A peek at Boeing’s deal in South Carolina

  • Jerry Cornfield
  • Monday, January 11, 2010 8:09am
  • Local News

News reports over the weekend state The Boeing Co. will pay the homeowner’s tax rate on its South Carolina property where it will produce Dreamliner aircraft one day soon.

No dollar amounts were disclosed, but Boeing said Friday it would pay Charleston County 4 percent on its real and personal property for 30 years, the same rate as for an owner-occupied home, according to The Post and Courier of Charleston.

Industrial taxpayers are typically assessed at 10.5 percent, but a spokeswoman for the manufacturer said the deal wasn’t uncommon.

Here’s the account from the Associated Press and a lengthier report in The Post and Courier.

The Charleston County Council is slated to vote on aspects of the deal Jan. 12. But apparently the company is urging the details be kept secret.

From today’s edition of the Charleston paper

Public officials are set to approve millions of dollars of tax breaks and grants promised to Boeing Co., but Charleston County Council members learned that the details of what they’ve been asked to bless may not be released for up to a year.

Site work already is under way for Boeing Co.’s new 787 Dreamliner production line, which is set to open in 2011 at Charleston International Airport near the aerospace giant’s existing fuselage plants (background).
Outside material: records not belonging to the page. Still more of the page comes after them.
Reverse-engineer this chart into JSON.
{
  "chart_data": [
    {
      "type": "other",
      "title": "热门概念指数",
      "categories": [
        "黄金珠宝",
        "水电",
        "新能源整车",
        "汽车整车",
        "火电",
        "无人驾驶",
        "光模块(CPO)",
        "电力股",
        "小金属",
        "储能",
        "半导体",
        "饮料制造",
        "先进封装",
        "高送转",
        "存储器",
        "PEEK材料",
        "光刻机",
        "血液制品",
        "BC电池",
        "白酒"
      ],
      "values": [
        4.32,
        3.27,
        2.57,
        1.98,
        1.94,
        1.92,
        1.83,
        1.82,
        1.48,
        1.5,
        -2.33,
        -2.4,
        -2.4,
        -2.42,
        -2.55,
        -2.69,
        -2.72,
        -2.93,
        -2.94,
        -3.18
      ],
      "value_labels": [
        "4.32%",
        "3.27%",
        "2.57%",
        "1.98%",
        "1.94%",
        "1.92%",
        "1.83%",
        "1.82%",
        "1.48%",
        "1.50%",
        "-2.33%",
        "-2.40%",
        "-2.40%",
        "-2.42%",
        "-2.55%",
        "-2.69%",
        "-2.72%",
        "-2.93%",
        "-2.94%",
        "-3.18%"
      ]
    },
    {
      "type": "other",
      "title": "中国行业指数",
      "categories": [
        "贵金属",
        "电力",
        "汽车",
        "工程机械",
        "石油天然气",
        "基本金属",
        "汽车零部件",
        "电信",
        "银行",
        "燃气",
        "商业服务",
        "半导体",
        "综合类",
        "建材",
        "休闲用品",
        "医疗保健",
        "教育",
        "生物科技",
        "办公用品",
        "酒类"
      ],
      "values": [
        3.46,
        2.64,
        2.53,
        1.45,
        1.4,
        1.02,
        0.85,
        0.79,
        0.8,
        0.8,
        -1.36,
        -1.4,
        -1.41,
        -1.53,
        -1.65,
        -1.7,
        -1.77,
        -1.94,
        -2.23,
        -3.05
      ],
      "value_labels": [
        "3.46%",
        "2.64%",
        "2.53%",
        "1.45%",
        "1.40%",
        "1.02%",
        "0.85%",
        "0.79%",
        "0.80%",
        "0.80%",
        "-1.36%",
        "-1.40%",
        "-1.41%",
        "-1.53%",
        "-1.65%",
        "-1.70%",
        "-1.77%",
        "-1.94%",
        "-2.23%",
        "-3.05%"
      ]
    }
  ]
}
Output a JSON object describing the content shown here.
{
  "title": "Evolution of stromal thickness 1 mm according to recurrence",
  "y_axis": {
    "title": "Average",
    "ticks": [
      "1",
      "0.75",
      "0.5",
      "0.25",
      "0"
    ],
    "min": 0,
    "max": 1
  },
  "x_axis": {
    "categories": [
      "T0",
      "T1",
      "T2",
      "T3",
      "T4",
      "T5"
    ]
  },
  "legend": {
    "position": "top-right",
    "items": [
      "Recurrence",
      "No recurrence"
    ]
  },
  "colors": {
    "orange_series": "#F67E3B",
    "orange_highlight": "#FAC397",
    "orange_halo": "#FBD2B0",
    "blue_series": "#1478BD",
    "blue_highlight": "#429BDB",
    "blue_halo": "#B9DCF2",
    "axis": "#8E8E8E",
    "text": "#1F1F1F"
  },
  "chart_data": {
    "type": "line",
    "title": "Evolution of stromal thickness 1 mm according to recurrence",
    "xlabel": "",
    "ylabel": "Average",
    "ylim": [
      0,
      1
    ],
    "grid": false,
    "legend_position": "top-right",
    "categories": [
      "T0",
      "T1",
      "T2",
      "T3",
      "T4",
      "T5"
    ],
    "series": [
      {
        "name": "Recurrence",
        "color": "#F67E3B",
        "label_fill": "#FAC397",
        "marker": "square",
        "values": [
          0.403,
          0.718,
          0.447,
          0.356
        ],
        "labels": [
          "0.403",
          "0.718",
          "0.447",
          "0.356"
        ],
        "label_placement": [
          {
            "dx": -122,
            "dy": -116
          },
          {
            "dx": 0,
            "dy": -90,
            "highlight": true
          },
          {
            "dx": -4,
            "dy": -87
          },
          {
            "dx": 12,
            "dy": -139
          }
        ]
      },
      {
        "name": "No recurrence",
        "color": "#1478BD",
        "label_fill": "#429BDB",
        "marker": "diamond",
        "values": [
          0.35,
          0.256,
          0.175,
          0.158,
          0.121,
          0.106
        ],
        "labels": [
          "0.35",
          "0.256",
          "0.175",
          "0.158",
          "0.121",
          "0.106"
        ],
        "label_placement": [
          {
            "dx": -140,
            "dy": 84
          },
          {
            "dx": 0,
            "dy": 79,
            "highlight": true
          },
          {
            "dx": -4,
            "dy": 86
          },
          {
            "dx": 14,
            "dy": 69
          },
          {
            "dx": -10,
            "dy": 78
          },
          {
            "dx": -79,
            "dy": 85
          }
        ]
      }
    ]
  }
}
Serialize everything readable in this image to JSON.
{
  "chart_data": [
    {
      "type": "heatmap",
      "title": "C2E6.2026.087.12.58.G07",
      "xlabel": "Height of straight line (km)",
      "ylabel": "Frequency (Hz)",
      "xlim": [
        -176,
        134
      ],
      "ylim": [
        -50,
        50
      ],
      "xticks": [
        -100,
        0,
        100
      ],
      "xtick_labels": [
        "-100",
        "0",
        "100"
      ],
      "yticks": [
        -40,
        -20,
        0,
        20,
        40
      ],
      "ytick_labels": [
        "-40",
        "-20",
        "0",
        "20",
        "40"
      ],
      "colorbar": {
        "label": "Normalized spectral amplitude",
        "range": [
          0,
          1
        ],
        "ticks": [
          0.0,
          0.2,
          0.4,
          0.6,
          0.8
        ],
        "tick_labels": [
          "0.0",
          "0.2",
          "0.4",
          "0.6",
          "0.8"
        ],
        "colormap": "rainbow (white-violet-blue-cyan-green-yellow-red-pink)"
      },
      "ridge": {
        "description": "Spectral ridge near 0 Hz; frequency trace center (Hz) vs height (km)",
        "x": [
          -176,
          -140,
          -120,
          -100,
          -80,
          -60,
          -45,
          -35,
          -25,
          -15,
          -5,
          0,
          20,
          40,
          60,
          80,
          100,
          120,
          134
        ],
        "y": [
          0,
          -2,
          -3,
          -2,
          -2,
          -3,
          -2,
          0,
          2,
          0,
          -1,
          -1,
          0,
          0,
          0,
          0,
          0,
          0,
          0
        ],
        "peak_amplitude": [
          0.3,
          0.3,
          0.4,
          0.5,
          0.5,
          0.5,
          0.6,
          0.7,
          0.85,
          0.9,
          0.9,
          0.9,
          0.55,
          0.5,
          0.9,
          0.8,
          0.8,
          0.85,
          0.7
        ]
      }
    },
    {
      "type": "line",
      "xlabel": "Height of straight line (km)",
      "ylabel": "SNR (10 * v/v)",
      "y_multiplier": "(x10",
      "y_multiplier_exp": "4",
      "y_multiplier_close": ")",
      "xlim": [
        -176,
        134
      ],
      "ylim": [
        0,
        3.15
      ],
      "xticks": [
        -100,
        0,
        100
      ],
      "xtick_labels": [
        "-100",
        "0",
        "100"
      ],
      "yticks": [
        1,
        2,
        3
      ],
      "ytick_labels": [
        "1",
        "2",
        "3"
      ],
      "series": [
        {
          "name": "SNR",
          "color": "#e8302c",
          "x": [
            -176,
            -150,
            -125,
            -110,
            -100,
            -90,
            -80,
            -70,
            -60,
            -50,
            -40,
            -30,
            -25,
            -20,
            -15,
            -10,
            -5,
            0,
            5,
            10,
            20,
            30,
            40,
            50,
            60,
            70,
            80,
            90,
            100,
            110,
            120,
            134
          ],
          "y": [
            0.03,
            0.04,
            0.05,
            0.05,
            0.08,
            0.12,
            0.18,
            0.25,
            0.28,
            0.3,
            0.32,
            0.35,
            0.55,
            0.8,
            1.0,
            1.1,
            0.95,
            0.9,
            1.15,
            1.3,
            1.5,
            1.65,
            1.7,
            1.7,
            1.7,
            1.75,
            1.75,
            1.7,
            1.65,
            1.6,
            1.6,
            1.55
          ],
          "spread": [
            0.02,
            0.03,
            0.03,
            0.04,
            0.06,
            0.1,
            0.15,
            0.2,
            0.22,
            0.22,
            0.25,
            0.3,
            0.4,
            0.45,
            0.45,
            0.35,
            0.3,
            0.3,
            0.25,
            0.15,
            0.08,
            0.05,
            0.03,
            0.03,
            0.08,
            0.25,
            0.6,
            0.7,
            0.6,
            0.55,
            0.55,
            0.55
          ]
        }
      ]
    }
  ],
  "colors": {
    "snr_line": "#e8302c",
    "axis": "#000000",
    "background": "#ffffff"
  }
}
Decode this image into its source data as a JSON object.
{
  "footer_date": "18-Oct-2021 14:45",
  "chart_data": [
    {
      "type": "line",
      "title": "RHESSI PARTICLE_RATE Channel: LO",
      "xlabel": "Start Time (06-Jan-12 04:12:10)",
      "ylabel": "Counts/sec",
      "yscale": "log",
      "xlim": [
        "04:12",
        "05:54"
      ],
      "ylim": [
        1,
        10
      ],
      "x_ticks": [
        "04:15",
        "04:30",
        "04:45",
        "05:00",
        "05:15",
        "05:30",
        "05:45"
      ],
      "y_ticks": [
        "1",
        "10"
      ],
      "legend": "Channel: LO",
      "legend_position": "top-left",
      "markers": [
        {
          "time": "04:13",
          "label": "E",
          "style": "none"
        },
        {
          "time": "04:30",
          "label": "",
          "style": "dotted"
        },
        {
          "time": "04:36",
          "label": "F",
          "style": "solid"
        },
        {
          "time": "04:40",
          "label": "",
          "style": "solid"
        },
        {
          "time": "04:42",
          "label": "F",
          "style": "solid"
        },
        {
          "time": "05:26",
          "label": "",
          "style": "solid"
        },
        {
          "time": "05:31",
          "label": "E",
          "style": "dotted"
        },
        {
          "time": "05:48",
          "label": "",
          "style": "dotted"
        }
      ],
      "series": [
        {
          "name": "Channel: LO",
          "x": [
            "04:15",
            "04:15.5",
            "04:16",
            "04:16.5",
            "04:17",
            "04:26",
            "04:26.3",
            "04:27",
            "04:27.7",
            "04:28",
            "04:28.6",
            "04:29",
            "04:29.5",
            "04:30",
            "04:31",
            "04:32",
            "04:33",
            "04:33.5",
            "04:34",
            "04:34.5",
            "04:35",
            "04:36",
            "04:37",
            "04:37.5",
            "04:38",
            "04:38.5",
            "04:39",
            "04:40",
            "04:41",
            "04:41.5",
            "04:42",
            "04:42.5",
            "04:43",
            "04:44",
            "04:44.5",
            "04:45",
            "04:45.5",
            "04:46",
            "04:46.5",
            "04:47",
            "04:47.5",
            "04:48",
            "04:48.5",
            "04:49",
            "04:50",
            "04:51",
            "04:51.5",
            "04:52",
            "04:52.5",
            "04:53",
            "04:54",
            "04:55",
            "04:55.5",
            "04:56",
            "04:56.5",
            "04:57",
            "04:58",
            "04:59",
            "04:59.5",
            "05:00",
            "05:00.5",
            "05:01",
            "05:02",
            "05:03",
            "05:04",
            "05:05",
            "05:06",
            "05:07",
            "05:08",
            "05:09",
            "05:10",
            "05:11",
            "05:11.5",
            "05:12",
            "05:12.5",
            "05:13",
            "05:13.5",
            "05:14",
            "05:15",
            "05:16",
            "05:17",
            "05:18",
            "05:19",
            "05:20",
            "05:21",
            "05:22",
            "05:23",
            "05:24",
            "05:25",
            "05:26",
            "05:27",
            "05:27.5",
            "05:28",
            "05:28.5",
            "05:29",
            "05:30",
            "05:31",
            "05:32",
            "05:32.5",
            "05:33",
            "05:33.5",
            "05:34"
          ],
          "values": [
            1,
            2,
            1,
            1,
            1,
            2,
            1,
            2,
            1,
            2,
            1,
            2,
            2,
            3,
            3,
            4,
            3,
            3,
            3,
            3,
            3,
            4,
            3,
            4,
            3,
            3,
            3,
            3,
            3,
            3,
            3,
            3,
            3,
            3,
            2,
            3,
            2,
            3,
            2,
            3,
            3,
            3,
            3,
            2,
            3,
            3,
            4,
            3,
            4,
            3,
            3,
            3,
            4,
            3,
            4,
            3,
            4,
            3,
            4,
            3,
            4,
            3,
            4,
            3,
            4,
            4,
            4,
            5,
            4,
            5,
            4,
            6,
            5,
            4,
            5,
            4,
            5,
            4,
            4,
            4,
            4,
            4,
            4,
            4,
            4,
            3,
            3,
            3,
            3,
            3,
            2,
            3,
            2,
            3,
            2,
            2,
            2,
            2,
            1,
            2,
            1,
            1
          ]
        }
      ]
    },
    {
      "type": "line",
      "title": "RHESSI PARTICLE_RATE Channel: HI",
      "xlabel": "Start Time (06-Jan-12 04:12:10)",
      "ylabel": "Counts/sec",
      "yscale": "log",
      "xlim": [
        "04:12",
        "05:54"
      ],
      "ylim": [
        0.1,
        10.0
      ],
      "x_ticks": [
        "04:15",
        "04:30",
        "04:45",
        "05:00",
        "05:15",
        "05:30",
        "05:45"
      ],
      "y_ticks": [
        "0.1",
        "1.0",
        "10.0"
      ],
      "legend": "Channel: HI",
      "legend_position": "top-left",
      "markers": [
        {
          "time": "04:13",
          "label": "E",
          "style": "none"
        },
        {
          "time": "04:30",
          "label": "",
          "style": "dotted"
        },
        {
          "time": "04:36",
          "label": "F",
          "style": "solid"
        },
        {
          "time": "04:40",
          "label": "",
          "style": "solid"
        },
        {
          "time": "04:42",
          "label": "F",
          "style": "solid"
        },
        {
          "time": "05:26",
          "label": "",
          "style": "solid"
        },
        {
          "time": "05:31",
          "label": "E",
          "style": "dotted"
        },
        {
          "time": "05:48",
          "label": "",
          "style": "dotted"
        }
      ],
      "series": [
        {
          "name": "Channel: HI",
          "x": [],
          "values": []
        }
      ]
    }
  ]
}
That request for secrecy came from Boeing, which has asked that incentive details be kept under wraps until well after the elected officials vote on them. Despite having signed a nondisclosure agreement, county officials and council members previously said they expected to release the details after the incentives were approved. Council is scheduled to take a final vote on the incentives Jan. 12. Some details of the local and state inducements, pegged at about $450 million, to lure a Boeing 787 aircraft assembly plant to the area have trickled out.